The Ibn Al Nafis hospital, not far from the center of town, had U.S. protection until Monday morning, when the armored personnel carrier parked out front pulled out. Director Mohammed Ridda has set up his own security patrols, but the sudden departure of the Americans causes a lot of trouble. "We had sent many of our people home after the Americans arrived here," he explains. "Now there's no telephone and some live very far away." In the short-handed situation, he has taken up guard duty himself.

Looters have already tried to get into the hospital, attempting to steal the EKG machine, says Ridda. "They knocked an air-conditioner into the room and got in through the hole, but we chased them off in time." He is angry that the U.S. is not providing better protection: "Only when a wounded journalist was brought here did they park an APC outside and did we get some drugs."

Like other hospitals here, the Ibn Al Nafis has a hard time coping with the war and its aftermath, and every day, more victims of the violence are being brought in.

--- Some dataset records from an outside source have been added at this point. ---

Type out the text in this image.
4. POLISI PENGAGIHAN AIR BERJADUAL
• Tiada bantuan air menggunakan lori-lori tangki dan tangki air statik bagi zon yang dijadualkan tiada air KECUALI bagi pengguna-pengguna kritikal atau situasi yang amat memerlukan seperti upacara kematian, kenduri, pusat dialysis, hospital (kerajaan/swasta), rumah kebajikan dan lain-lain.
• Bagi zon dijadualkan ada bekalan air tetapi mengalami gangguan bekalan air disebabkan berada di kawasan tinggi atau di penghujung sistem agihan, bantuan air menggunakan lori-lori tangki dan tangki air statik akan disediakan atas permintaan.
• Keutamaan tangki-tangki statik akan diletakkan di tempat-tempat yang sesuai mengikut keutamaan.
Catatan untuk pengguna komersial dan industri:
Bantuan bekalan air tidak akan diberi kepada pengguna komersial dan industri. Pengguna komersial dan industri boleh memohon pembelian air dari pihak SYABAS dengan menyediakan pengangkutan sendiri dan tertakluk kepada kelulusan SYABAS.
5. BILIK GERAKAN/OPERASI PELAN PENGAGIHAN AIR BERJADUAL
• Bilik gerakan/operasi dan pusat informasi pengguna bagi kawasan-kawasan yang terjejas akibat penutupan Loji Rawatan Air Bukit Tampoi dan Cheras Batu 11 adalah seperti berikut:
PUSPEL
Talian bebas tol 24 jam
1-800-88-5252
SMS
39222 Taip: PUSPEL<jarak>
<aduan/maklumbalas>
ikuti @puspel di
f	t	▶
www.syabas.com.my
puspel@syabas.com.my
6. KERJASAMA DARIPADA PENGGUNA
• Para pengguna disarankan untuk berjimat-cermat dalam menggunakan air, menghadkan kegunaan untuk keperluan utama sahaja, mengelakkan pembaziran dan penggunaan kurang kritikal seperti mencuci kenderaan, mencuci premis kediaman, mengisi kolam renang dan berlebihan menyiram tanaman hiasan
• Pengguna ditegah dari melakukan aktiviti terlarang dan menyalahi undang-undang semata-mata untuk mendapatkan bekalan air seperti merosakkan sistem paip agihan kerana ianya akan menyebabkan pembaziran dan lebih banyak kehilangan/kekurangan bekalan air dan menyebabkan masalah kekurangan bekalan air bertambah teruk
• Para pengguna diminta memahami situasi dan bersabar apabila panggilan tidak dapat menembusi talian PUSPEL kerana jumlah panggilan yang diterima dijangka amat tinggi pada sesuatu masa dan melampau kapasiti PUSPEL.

A lot of the patients who come in now suffer from gunshot wounds inflicted by looters.

Sinan Al-Bayati was shot through the cheek by his neighbors: "They robbed an arms depot and then came to steal my car." He resisted, and now he and three of his family members are in the hospital. His cousin was shot through both legs. "When I go home, I will take care of them," says Al-Bayati threateningly.


By Ferry Biedermann

Ferry Biedermann is a journalist based in Beirut.